Il cacciatore di aquiloni - Khaled Hosseini


Non lo avrei mai letto.

Ma a Natale e il giorno del tuo compleanno quello che leggi lo decidono parenti e amici.

E Daria è un'amica particolare. Una che mi chiede di farle da testimone di nozze ma che si dimentica regolarmente di quando compio gli anni. E che decide di farmi un regalo così, perchè le fa piacere, proprio quel giorno!

L'ho letto un pò per farle piacere, un pò perchè effettivamente mi incuriosiva e ho scoperto solo dopo che si tratta di un libro di successo.

In effetti non mi stupisce. Il romanzo ha tutto per attrarre un pubblico molto ampio. E' molto scorrevole, ha dei personaggi molto forti e accattivanti, fa leva sui sentimenti di chi legge, è ambientato in un mondo che incuriosisce.

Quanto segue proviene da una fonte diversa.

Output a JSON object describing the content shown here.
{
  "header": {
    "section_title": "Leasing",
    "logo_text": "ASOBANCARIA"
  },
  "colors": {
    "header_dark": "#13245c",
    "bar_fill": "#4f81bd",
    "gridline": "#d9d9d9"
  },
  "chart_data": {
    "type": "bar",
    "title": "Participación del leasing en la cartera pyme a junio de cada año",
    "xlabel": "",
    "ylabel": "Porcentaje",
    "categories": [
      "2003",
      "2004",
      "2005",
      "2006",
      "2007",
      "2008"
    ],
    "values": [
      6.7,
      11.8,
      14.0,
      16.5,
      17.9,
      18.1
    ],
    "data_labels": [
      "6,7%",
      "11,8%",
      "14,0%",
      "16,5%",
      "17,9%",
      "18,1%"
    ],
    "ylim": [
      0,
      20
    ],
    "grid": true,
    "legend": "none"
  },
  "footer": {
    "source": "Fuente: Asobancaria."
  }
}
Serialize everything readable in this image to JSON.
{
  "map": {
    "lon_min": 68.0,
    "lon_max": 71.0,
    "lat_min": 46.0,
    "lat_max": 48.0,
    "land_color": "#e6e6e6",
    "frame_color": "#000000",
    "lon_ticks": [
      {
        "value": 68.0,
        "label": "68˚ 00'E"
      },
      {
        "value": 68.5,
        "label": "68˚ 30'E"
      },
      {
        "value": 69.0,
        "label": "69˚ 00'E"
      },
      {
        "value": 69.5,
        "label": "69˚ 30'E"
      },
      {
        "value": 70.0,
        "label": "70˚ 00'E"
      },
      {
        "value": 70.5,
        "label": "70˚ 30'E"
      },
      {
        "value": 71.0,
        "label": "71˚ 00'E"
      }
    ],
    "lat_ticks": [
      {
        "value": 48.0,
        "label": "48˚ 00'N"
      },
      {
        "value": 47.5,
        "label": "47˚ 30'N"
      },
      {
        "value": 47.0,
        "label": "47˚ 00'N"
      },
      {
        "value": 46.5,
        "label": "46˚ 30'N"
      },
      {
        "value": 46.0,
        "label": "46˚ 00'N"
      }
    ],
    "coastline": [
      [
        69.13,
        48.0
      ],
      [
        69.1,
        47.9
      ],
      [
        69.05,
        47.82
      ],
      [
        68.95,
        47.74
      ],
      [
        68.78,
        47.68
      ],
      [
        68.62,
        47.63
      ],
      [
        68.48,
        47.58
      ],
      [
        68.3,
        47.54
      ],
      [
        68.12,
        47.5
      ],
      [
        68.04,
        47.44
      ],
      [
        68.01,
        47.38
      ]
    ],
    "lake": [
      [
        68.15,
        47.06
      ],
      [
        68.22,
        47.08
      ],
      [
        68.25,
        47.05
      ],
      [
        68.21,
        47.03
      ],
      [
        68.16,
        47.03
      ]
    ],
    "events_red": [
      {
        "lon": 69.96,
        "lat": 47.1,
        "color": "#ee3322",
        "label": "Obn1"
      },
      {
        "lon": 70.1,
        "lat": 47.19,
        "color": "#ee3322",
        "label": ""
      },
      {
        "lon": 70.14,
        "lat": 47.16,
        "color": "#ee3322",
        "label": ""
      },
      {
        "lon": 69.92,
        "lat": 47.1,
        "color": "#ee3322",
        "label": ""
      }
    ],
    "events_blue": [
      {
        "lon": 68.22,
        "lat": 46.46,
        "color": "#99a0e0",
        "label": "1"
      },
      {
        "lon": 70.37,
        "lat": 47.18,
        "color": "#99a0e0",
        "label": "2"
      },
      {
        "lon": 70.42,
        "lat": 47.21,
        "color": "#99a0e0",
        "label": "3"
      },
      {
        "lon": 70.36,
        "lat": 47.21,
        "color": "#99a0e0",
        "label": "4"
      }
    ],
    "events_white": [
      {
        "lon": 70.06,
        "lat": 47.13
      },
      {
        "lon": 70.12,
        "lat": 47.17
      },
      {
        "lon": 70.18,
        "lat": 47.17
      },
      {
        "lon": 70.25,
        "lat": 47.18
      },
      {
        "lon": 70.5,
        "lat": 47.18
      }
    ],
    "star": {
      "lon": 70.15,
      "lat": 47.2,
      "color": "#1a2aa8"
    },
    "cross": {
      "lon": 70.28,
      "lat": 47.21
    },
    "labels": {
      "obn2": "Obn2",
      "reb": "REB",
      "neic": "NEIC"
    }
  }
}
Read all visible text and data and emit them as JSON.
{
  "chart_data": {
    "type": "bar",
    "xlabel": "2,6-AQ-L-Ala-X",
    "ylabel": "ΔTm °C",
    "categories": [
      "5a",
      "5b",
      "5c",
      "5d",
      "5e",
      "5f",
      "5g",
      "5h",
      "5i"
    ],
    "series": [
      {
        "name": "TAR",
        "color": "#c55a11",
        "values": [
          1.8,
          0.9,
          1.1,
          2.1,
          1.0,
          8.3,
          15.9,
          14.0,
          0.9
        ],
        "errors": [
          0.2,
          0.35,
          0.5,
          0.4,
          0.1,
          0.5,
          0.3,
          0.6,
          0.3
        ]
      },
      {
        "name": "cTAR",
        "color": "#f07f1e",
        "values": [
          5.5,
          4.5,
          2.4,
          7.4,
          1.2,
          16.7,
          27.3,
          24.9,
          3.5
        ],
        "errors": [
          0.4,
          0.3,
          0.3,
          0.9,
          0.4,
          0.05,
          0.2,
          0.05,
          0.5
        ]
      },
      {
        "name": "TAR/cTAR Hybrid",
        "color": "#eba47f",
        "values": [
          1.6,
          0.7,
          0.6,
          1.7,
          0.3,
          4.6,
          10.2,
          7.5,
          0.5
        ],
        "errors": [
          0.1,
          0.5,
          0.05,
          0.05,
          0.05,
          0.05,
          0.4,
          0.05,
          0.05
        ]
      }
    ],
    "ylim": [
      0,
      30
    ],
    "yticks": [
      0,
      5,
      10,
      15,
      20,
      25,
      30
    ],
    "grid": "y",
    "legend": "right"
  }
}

E' un libro che vuole raccontare una storia, ma che non ha nessuna fretta di farlo. Parte da lontano, prima vuole presentare per bene i personaggi, il loro mondo, le basi su cui poggerà tutta la seconda parte della storia. E in questo l'autore è molto abile, soprattutto nel descrivere con molta chiarezza e semplicità un modo di pensare e le tradizioni di una nazione molto lontana da quella occidentale.
Un libro che sembra avere un approccio laico, ma che ha nella tragica riscoperta della religione musulmana il suo momento di massima emotività.

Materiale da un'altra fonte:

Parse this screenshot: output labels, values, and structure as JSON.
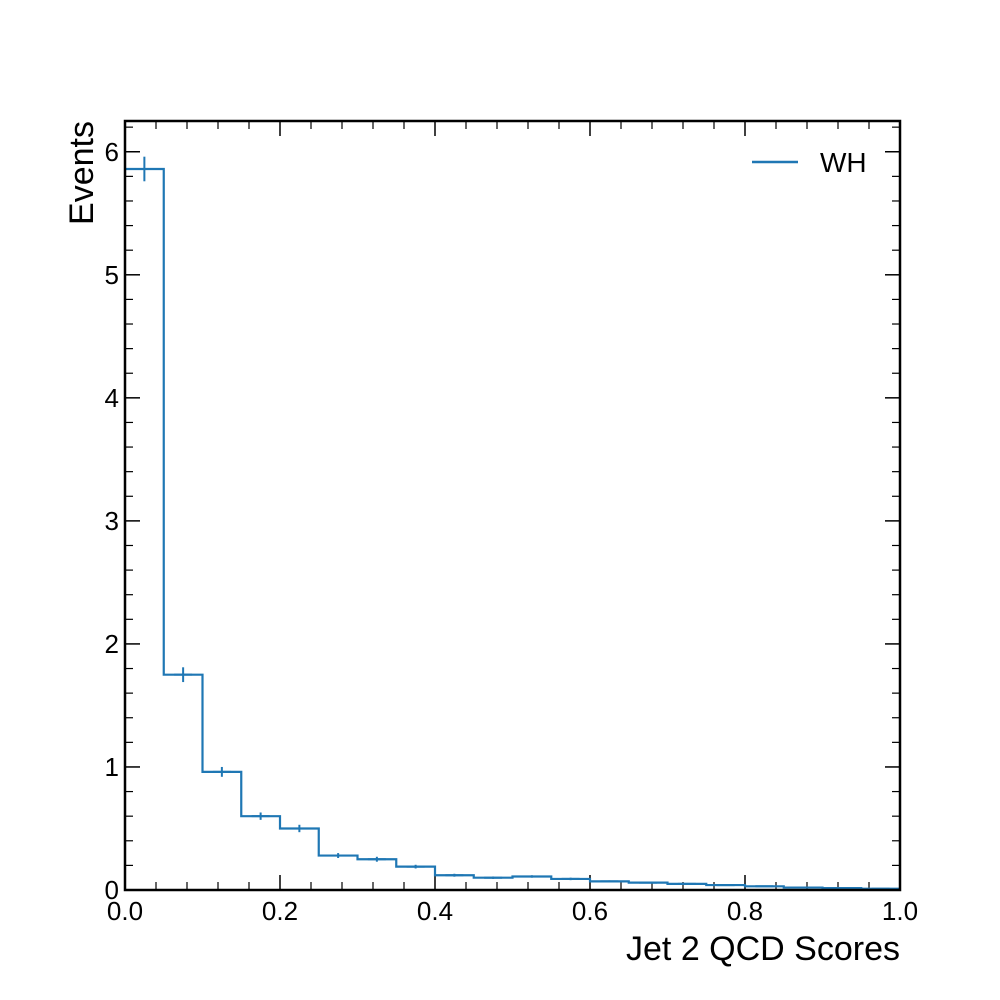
{
  "chart_data": {
    "type": "histogram",
    "title": "",
    "xlabel": "Jet 2 QCD Scores",
    "ylabel": "Events",
    "xlim": [
      0.0,
      1.0
    ],
    "ylim": [
      0,
      6.25
    ],
    "x_ticks": [
      "0.0",
      "0.2",
      "0.4",
      "0.6",
      "0.8",
      "1.0"
    ],
    "y_ticks": [
      "0",
      "1",
      "2",
      "3",
      "4",
      "5",
      "6"
    ],
    "grid": false,
    "legend_position": "top-right",
    "bin_edges": [
      0.0,
      0.05,
      0.1,
      0.15,
      0.2,
      0.25,
      0.3,
      0.35,
      0.4,
      0.45,
      0.5,
      0.55,
      0.6,
      0.65,
      0.7,
      0.75,
      0.8,
      0.85,
      0.9,
      0.95,
      1.0
    ],
    "series": [
      {
        "name": "WH",
        "color": "#1f77b4",
        "values": [
          5.86,
          1.75,
          0.96,
          0.6,
          0.5,
          0.28,
          0.25,
          0.19,
          0.12,
          0.1,
          0.11,
          0.09,
          0.07,
          0.06,
          0.05,
          0.04,
          0.03,
          0.02,
          0.015,
          0.01
        ],
        "errors": [
          0.1,
          0.06,
          0.04,
          0.03,
          0.03,
          0.02,
          0.02,
          0.015,
          0.012,
          0.01,
          0.01,
          0.01,
          0.008,
          0.007,
          0.006,
          0.005,
          0.005,
          0.004,
          0.003,
          0.003
        ]
      }
    ]
  }
}
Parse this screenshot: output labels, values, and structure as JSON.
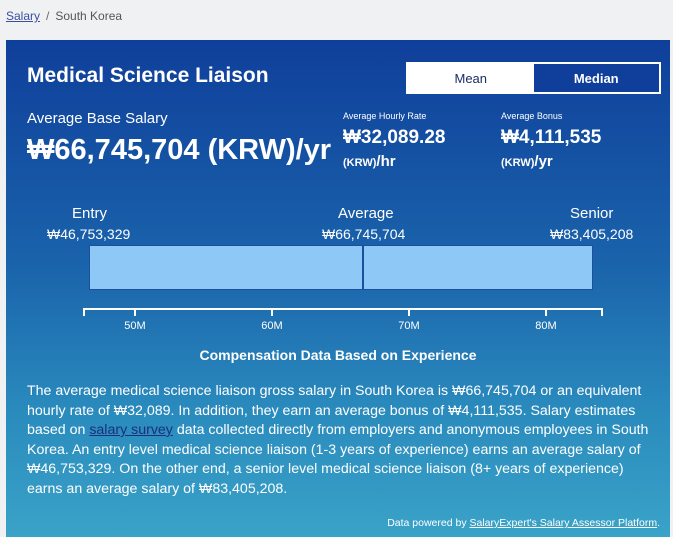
{
  "breadcrumb": {
    "root": "Salary",
    "sep": "/",
    "current": "South Korea"
  },
  "title": "Medical Science Liaison",
  "toggle": {
    "mean": "Mean",
    "median": "Median",
    "selected": "median"
  },
  "base": {
    "label": "Average Base Salary",
    "value": "₩66,745,704 (KRW)/yr"
  },
  "hourly": {
    "label": "Average Hourly Rate",
    "value": "₩32,089.28",
    "unit_small": "(KRW)",
    "unit": "/hr"
  },
  "bonus": {
    "label": "Average Bonus",
    "value": "₩4,111,535",
    "unit_small": "(KRW)",
    "unit": "/yr"
  },
  "levels": {
    "entry": {
      "label": "Entry",
      "value": "₩46,753,329"
    },
    "average": {
      "label": "Average",
      "value": "₩66,745,704"
    },
    "senior": {
      "label": "Senior",
      "value": "₩83,405,208"
    }
  },
  "axis_ticks": [
    "50M",
    "60M",
    "70M",
    "80M"
  ],
  "subheading": "Compensation Data Based on Experience",
  "paragraph": {
    "before_link": "The average medical science liaison gross salary in South Korea is ₩66,745,704 or an equivalent hourly rate of ₩32,089. In addition, they earn an average bonus of ₩4,111,535. Salary estimates based on ",
    "link": "salary survey",
    "after_link": " data collected directly from employers and anonymous employees in South Korea. An entry level medical science liaison (1-3 years of experience) earns an average salary of ₩46,753,329. On the other end, a senior level medical science liaison (8+ years of experience) earns an average salary of ₩83,405,208."
  },
  "footer": {
    "prefix": "Data powered by ",
    "link": "SalaryExpert's Salary Assessor Platform",
    "suffix": "."
  },
  "colors": {
    "bar_fill": "#8ec8f7",
    "card_top": "#0f3f9b",
    "card_bottom": "#3aa3c8"
  }
}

Ma è anche un libro che procede con un crescente continuo di tensione. Un libro che promette un lieto fine, ma che te lo fa penare fino alla fine e che nell'ultima pagina te lo fa a malapena intravedere, lasciandoti con il desiderio di sapere cosa succederà dopo.

Come spesso capita i livelli di lettura sono più di uno.

Da una parte abbiamo la storia dei personaggi. Sarà che tratta di due miei nervi scoperti come il rapporto conflittuale tra padre e figlio e quello dell'amicizia tradita, ma dal mio punto divista è impossibile non riuscire a farsi coinvolgere dai rapporti che legano Amir, Baba e Hassan.

Cambiano le tradizioni, cambiano le mentalità, cambiano i paralleli, ma alla fine le cose che fanno piangere, che fanno ridere, che fanno pensare, che fanno male a un uomo sono sempre le stesse.

La buccia avrà anche un colore diverso, ma il frutto è sempre lo stesso.

Ma dietro i personaggi c'è tutto un mondo un mondo che pulsa e che vive. Un mondo per noi così lontano, ma che ha delle ricchezze e delle sfaccettature che a noi sfuggono ma che possono e che devono essere conosciute per poterlo capire a fondo. Un mondo fatto di cultura, di tradizione, di riti, di storia, di tragedie che si sono succedute e che hanno costruito la realtà che oggi vediamo, in maniera molto superficiale, filtrare attraverso i media.

Hosseini non risparmia gli sforzi per cercare di rendere accessibile a chi legge quello che sta intorno a quel popolo e lo fa in maniera egregia.

Mi viene da pensare, così come avevo pensato dopo aver letto Persepolis di Marjane Satrapi, come però questi affreschi (parziali?) siano sempre raccontati dalla borghesia di Afghanistan e Iran, da chi aveva e poi non ha avuto più. Ma forse è normale visto che chi non ha avuto mai e deve lottare quotidianamente per mettere insieme un pasto non ha molto tempo per mettersi a fare della filosofia.

In terza di copertina c'è scritto che il romanzo è stato opzionato dalla Dreamworks di Spielberg. Vederlo diventare un blockbuster per famiglie un pò dispiace, ma probabilmente è inevitabile.

Ma almeno sarà difficile dar fare a Tom Hanks la parte del profugo afgano!